Chapter 4 discusses the types of high-level information that may be extracted from images and the methods employed to extract and represent such features. A lengthy description of edge detection methods, an important part of image processing, is included. The fifth chapter shows how various features can be grouped to form higher-level feature descriptions, as intermediate steps along a path ending with the recognition of objects present in the scene.

Chapter 6 is an introduction to Part 2 of the book, which deals with three-dimensional object recognition. Chapter7 discusses various methods of representing the geometric information about objects needed in geometric modeling. In conclusion, the authors deduce that for most computer vision applications, boundary representation is the most promising method of modeling solid objects.
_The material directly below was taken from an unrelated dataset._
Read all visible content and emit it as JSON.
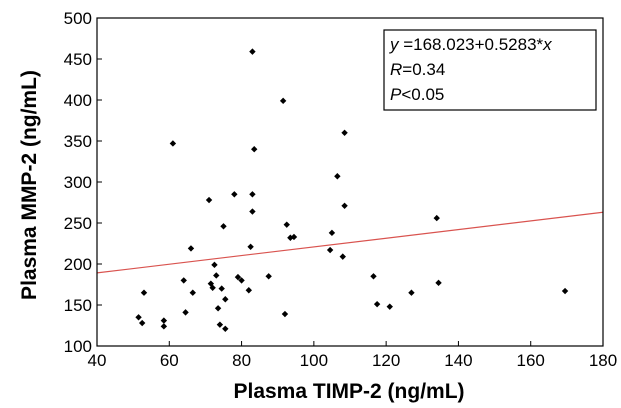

Chapter 8 describes a variety of methods to solve the problem of matching a scene description to a model description; each method is suitable for only a few tasks that may require a recognition system. In the following sections, brief algorithmic details of some popular matching strategies are given.

In chapter 9, many of the concepts discussed in the preceding chapter are used to develop a model-based matching algorithm. The emphasis is on accuracy to satisfy the requirements of inspection tasks. The approach is based on the Faugeras and Hebert matching technique. By using artificial data, the authors have shown the expected errors from this approach, which are sufficiently small to make geometric inspection feasible.

Chapter 10 is an introduction to Part 3, which brings together the techniques required for the ultimate goal of an automated vision-based three-dimensional inspection system. This part shows how the matching stage can be used as part of an overall system for performing geometric inspection of the observed object. Inspection involves comparing the object with some object model that describes the relevant features of the object. The particular inspection task described uses a geometric model of the object together with a suitable description of the tolerance information. The discussion includes the choice of sensing equipment and segmentation and matching algorithms.

Chapter 11 deals with the problems of actually measuring and testing features for conformity to tolerances. Chapter 12 discusses inspection of the features visible in a single scene. An overview of geometric inspection strategies is given. Then the authors describe a method for inspecting a single view of an object to decide if the features are within geometric tolerances.

The ideas discussed in chapter 13 aim to demonstrate the feasibility of inspection using multiple scenes. Single-axis inspection of objects to typical inspection tolerances has been demonstrated. The strategies outlined here are rudimentary, although they have been shown to work for a small class of objects.

Chapter 14 is a brief discussion of how computer vision techniques can be applied to other inspection tasks in areas where visual inspection systems can be utilized. Applications of visual inspection in printed circuit boards and the food and agricultural industries are described.

Chapter 15 presents conclusions and discusses future work. The book demonstrates that geometric inspection to standard engineering tolerances is feasible using a three-dimensional vision system employing a range of computer vision techniques. The references are adequate, complete, and topical.